See, five years ago when I started to follow you around I really thought you'd get me kicked out that first day. You hated me so much back then, Beckett. While I was signing my life away to the city of Manhattan, something about not being able to sue if I was shot or killed or stubbed my toe while walking down the street on the NYPD's time, I'm pretty sure you were probably going through every possible scenario in which it would be justifiable to shoot me yourself. You should have seen the looks you gave me, like no one person had ever annoyed and aggravated you so much. (For the record, you still give me those looks sometimes. I love you too, Kate.)

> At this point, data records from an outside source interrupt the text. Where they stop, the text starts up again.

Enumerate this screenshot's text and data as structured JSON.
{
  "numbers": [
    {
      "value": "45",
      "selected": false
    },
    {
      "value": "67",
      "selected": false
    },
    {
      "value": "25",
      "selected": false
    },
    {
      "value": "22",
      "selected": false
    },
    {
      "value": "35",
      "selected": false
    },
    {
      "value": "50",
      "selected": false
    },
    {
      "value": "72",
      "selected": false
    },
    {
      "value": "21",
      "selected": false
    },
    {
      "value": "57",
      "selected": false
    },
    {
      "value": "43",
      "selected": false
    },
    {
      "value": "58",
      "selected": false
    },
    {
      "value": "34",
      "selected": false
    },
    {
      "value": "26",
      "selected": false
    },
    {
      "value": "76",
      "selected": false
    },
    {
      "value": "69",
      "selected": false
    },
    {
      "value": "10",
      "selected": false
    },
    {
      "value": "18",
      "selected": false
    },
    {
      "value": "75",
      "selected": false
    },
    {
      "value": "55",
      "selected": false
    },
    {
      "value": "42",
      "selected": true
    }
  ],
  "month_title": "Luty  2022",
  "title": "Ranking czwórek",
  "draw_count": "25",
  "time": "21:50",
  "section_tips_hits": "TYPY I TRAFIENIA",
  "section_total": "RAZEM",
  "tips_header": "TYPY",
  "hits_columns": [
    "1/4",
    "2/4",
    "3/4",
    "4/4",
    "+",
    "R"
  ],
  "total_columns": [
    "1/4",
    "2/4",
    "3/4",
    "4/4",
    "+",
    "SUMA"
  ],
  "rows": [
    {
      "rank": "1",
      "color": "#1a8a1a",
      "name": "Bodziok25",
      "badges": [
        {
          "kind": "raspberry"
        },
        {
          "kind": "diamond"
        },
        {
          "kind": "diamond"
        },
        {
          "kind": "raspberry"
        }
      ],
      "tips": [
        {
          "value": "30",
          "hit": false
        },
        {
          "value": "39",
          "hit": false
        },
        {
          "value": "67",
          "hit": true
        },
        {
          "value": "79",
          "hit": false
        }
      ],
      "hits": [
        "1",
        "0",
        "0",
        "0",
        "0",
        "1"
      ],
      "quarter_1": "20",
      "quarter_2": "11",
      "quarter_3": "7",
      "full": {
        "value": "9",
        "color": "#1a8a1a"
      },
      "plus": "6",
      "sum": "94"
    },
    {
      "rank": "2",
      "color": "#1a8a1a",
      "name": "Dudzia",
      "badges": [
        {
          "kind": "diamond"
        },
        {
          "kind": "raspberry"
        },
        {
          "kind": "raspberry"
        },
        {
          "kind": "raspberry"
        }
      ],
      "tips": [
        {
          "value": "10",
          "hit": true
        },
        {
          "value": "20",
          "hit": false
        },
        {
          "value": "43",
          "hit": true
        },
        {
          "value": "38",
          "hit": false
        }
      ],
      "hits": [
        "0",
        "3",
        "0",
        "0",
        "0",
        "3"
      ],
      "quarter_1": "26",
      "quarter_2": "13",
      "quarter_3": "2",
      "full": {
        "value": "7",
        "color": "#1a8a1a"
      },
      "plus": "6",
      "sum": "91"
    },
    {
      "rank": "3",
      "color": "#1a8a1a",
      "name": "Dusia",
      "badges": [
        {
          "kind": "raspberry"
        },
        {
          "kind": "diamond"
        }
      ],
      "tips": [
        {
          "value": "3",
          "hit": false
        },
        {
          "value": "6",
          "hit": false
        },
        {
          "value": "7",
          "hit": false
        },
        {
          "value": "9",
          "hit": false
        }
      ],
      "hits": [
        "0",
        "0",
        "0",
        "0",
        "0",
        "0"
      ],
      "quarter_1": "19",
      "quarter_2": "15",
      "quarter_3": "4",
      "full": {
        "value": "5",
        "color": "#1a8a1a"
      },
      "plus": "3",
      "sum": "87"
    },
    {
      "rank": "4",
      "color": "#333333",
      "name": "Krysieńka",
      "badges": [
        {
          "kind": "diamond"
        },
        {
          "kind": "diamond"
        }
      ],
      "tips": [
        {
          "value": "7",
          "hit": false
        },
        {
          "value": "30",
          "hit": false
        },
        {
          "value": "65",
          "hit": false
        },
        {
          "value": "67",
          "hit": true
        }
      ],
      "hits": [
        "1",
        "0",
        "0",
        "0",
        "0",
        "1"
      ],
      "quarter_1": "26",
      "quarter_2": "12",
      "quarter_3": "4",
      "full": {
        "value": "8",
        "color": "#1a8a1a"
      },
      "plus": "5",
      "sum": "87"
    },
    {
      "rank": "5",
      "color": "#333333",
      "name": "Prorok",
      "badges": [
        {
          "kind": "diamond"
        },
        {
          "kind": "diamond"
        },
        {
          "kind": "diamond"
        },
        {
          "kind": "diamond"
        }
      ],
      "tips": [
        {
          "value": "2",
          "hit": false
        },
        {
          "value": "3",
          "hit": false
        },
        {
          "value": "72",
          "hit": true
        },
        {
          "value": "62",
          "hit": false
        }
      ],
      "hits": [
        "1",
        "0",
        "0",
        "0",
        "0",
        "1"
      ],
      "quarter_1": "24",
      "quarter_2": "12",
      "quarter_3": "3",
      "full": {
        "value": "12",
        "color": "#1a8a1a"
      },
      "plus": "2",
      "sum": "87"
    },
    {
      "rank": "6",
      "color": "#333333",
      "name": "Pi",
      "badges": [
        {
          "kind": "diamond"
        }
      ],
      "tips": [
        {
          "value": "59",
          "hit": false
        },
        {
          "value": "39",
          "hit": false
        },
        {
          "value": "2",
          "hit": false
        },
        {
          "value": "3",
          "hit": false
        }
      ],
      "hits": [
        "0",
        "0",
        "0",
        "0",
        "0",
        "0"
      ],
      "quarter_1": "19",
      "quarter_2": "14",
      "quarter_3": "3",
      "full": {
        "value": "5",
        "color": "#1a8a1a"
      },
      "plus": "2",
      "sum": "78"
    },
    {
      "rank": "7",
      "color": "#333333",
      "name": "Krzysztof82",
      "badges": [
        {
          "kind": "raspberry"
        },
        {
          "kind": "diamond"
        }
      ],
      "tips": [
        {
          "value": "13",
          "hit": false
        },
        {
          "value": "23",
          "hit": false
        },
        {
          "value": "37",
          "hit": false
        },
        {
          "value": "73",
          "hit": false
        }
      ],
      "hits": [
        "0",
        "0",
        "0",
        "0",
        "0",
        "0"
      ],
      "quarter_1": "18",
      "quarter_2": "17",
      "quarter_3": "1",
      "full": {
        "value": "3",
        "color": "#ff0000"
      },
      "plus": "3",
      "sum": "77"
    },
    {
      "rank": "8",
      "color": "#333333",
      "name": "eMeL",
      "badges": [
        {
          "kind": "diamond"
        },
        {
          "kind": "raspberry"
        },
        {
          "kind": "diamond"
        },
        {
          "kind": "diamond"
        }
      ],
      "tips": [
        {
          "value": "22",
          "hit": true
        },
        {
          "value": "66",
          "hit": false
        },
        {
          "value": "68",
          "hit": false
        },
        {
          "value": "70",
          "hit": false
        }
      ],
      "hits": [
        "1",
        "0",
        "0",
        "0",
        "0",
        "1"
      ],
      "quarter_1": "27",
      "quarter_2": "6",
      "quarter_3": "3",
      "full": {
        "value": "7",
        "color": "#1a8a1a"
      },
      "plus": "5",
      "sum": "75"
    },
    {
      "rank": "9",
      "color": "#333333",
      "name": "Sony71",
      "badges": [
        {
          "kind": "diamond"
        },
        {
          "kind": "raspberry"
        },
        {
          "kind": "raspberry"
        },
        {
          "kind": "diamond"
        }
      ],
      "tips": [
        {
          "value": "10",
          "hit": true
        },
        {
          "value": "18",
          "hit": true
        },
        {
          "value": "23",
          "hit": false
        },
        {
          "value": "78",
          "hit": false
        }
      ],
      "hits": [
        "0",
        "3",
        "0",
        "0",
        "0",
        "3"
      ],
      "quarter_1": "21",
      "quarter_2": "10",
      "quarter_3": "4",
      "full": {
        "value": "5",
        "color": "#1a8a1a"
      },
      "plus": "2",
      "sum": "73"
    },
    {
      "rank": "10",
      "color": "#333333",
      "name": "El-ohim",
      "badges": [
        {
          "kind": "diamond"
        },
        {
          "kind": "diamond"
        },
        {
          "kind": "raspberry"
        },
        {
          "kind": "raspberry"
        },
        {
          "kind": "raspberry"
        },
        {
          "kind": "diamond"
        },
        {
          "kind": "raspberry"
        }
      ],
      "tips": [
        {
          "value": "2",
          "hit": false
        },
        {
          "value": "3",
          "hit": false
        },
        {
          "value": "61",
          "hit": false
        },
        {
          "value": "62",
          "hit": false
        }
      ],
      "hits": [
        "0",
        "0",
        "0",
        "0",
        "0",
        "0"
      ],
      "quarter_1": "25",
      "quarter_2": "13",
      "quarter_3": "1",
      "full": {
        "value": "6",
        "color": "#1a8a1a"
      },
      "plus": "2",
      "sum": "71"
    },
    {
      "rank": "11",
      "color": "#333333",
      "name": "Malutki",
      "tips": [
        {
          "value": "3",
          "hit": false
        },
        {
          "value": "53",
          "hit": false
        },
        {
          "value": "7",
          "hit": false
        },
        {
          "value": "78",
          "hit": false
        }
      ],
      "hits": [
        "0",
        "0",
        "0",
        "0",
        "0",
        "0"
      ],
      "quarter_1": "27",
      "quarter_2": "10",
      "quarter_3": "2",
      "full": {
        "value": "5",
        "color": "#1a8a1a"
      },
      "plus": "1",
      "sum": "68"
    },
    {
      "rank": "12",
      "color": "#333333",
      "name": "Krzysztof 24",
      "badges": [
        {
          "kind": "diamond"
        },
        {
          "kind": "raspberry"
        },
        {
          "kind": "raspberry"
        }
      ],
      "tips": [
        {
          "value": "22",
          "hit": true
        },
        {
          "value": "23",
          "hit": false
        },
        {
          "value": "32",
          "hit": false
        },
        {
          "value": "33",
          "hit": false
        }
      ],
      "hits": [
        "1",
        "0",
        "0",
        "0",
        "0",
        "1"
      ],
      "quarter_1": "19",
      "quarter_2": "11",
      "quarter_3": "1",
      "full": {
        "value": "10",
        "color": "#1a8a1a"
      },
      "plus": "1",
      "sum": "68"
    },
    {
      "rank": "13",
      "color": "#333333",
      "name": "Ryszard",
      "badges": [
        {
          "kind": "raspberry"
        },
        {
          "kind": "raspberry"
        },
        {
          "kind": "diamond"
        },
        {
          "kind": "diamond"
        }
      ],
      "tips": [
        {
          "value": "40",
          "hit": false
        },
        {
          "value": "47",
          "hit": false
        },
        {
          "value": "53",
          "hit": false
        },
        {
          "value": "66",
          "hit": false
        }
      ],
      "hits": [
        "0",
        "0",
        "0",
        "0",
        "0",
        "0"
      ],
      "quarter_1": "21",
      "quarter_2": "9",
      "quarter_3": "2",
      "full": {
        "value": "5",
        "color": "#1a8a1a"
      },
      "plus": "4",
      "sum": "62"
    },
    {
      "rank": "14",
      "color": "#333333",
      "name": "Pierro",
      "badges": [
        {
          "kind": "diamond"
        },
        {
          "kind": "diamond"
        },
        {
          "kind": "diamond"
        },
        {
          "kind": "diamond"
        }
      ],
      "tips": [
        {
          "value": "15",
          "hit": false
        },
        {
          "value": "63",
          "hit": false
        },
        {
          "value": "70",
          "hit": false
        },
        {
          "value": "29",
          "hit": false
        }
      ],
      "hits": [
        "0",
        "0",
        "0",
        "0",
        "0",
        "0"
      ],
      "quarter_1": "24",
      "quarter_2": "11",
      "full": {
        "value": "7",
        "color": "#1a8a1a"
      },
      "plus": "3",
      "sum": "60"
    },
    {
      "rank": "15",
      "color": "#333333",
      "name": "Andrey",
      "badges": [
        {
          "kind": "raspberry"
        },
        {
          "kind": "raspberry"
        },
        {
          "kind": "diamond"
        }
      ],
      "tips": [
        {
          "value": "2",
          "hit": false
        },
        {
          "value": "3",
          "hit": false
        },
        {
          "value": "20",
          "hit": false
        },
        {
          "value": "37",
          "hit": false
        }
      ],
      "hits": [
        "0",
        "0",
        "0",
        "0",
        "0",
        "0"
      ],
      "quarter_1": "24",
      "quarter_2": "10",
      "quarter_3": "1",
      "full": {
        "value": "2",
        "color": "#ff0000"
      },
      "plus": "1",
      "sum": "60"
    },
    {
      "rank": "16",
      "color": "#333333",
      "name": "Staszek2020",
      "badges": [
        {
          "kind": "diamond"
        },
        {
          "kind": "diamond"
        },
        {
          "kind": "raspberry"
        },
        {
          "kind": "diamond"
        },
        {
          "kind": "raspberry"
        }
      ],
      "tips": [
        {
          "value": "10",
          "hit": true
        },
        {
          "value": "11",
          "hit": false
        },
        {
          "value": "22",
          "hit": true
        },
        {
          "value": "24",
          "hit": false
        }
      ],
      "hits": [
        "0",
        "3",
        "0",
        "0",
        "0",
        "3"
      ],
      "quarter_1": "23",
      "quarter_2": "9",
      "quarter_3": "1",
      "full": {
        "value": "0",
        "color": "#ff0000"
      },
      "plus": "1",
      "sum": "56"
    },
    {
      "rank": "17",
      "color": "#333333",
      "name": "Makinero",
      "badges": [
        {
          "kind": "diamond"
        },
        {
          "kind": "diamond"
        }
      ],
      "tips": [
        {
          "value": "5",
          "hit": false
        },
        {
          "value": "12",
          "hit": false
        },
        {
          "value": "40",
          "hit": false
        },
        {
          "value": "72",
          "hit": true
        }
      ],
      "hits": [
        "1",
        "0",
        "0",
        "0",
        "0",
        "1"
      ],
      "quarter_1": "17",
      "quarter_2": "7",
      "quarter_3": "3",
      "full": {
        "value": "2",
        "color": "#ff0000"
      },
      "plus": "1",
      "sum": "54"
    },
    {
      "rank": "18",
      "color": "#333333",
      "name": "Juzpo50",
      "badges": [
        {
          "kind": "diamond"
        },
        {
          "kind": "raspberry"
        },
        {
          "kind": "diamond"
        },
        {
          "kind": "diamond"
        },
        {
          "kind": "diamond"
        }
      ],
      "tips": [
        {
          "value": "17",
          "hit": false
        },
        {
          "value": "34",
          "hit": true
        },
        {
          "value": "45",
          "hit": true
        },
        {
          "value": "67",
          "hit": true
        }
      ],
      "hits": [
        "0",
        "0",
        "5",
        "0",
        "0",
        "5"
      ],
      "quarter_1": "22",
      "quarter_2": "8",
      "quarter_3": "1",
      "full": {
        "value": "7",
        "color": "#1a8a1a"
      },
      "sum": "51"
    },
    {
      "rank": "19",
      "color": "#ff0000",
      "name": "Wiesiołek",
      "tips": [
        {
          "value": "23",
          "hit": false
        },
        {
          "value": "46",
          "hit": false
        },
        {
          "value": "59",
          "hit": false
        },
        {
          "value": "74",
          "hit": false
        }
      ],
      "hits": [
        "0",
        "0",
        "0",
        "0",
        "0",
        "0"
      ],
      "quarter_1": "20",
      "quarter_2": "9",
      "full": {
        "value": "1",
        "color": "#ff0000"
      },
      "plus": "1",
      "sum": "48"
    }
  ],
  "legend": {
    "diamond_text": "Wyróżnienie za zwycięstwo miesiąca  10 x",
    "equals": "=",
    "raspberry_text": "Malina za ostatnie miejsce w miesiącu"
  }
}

Then we came to this park. I was talking about Alexis, about how taking care of her and spending time with her when she was growing up were the best days of my life to that point. You looked at me like I was a totally different person, like I was capable of more. And then I ruined it with some lame joke or crass pun and your face fell back into the mask of barely restrained abhorrence. For about five seconds you saw me as something more and I immediately wanted you to look at me like that again. I wanted to see the utter surprise in your eyes when I did something you'd never expect from me. I wanted to see you smile at a time when you didn't do it as easily as you do now. It didn't happen often at first but every time I mentioned Alexis, I saw it. The way your lips would curve as if you were remembering pieces of your own childhood. You were so beautiful in those moments, Kate; moments when you thought I wasn't looking. But I was. I always was.

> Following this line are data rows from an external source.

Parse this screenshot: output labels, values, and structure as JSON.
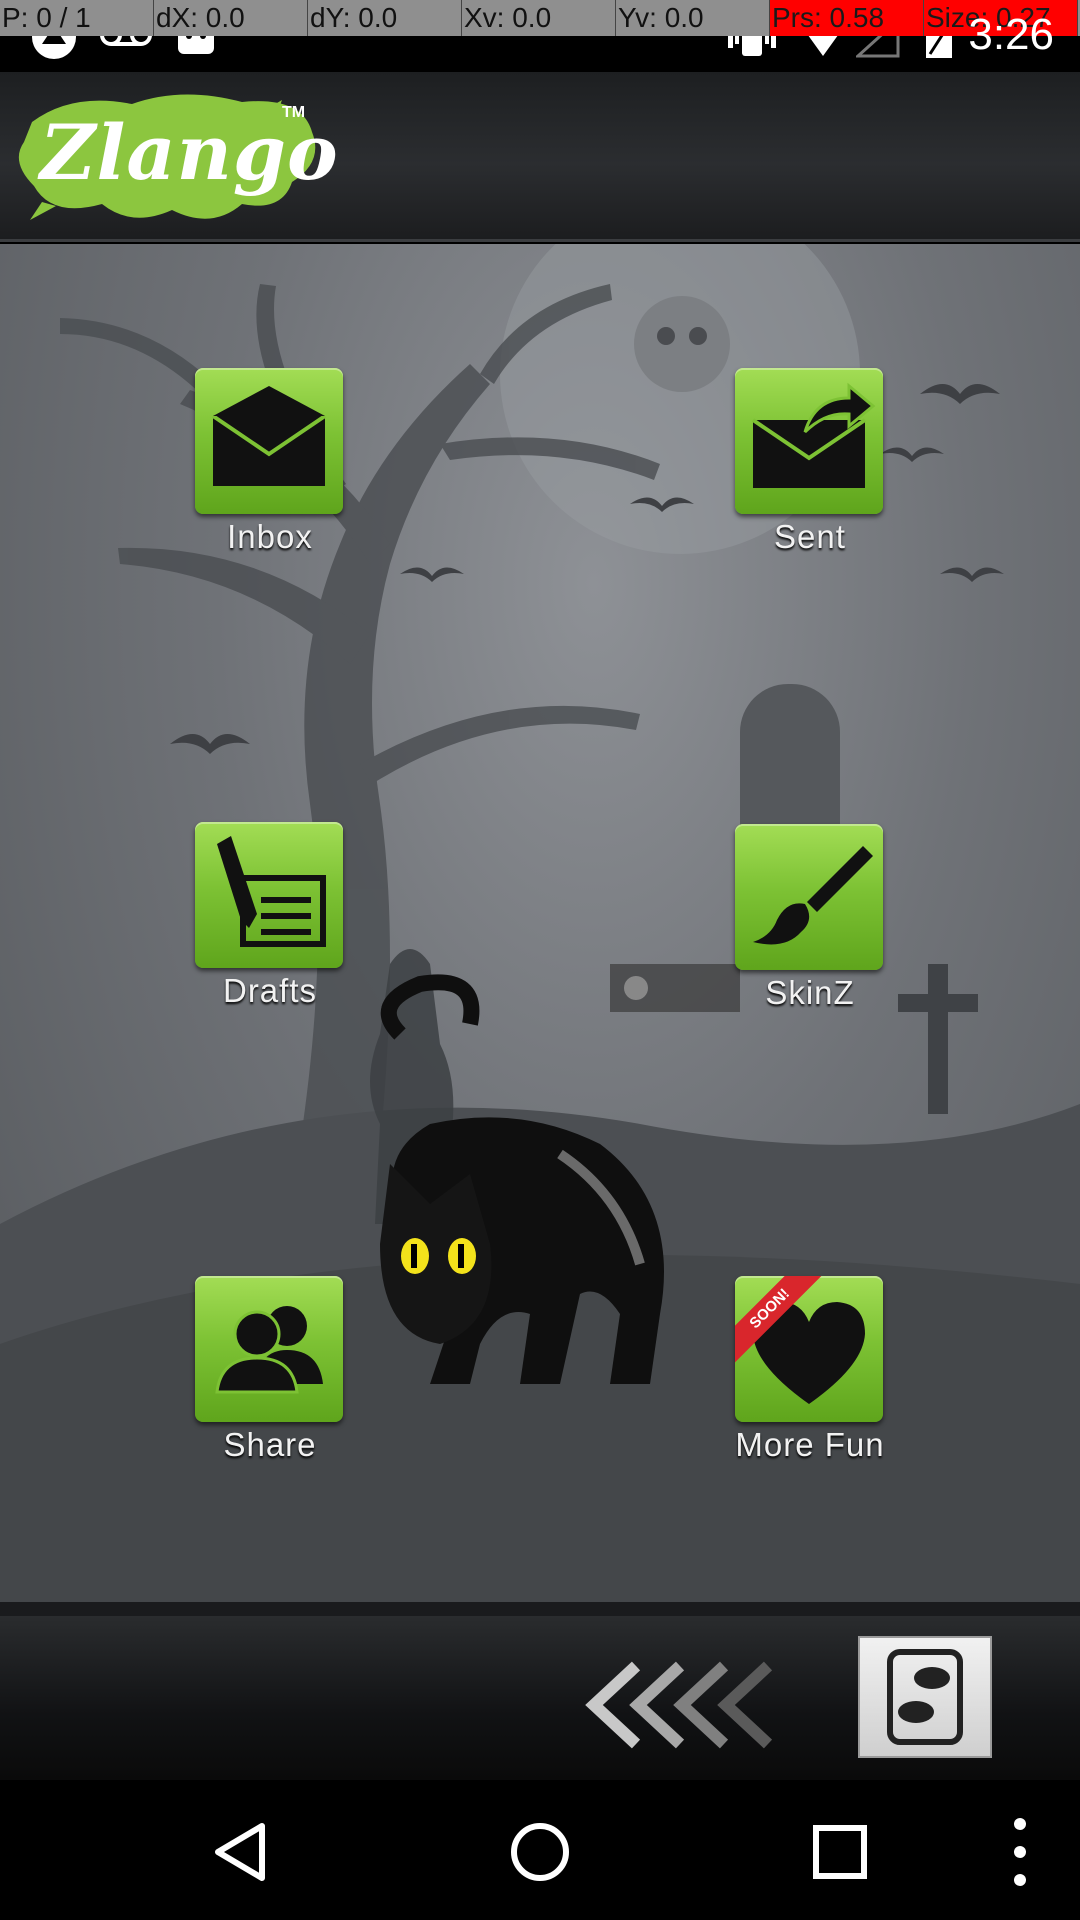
{
  "debug_bar": {
    "cells": [
      {
        "text": "P: 0 / 1",
        "alert": false
      },
      {
        "text": "dX: 0.0",
        "alert": false
      },
      {
        "text": "dY: 0.0",
        "alert": false
      },
      {
        "text": "Xv: 0.0",
        "alert": false
      },
      {
        "text": "Yv: 0.0",
        "alert": false
      },
      {
        "text": "Prs: 0.58",
        "alert": true
      },
      {
        "text": "Size: 0.27",
        "alert": true
      }
    ]
  },
  "status_bar": {
    "time": "3:26",
    "left_icons": [
      "app-notification-icon",
      "voicemail-icon",
      "android-debug-icon"
    ],
    "right_icons": [
      "vibrate-icon",
      "wifi-icon",
      "signal-icon",
      "battery-icon"
    ]
  },
  "header": {
    "logo_text": "Zlango",
    "trademark": "TM",
    "brand_color": "#8cc63f"
  },
  "menu": {
    "items": [
      {
        "label": "Inbox",
        "icon": "envelope-icon"
      },
      {
        "label": "Sent",
        "icon": "send-envelope-icon"
      },
      {
        "label": "Drafts",
        "icon": "pen-document-icon"
      },
      {
        "label": "SkinZ",
        "icon": "paintbrush-icon"
      },
      {
        "label": "Share",
        "icon": "people-icon"
      },
      {
        "label": "More Fun",
        "icon": "heart-icon",
        "badge": "SOON!"
      }
    ]
  },
  "bottom_bar": {
    "back_icon": "double-chevron-left-icon",
    "chat_icon": "chat-bubbles-icon"
  },
  "nav_bar": {
    "buttons": [
      "back-icon",
      "home-icon",
      "recents-icon",
      "overflow-menu-icon"
    ]
  },
  "colors": {
    "accent_green": "#7dc234",
    "alert_red": "#ff0000"
  }
}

Over time you started to treat me differently. You'd still roll your eyes, you'd still get annoyed, but we became - for lack of a better explanation - us. I found myself going to you for advice about my daughter. It was gradual. I wasn't aware that it was happening until one day I didn't know how to handle a situation with Alexis and you did. You became my partner in every aspect of my life (although it took long enough on the sex. Come on, you were thinking it too.) and I am so grateful for that, Kate. I am so grateful for everything you've given me, from advice about decoding the mysteries of teenage girls to teaching me that there are still people out there who can surprise you in the best possible ways.

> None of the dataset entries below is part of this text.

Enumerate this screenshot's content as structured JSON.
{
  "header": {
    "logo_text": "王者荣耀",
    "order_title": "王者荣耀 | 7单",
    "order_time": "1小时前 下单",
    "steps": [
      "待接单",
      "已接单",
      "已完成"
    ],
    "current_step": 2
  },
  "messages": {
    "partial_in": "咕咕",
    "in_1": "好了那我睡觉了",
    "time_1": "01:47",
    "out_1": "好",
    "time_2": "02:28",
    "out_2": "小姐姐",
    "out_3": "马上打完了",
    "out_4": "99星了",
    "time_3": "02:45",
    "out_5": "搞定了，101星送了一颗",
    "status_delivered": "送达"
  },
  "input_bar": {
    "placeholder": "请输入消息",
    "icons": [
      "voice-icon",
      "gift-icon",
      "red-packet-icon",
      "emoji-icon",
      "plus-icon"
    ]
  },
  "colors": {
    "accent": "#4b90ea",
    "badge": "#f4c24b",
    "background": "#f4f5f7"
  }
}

This park was our start. The start of us becoming different people for each other, because of each other.
Now onto the next place. Corner of Canal and Centre Street.
Fun, isn't it?
Kate reads the letter again and then folds it back up, careful to maintain the already existing creases, tucks it gently back into the envelope. She's not a sentimental person by nature - though Castle would argue, loudly, against that self-assessment - but she wants to make certain that every piece of evidence of his love remains intact today. She grips the envelope tightly, presses it to her thigh as she indulges in people watching for just a moment more, committing the scene to memory. Her eyes drift over the park slowly, taking in the gossiping nannies, the gaggles of playing children, the playground equipment shining brightly in the midmorning sun.
Movement from her right catches her attention and she turns, a smile breaking out across her lips. A small brunette boy runs in wide zig zags across the manicured grass, a harassed but laughing man chasing after him. Peals of delighted laughter ring through the air when the man catches his son and pulls the wriggling toddler off the ground, blowing loud raspberries against his little round tummy. The man catches her watching and smiles as he swings the boy up onto his shoulders, fingers wrapped securely around his ankles.
Kate watches them move away, the little boy babbling happily, his tiny fingers curling in his father's hair. Sighing softly, Kate stands and heads for her car - her future - the joyous shrieks of laughing children ringing in her ears.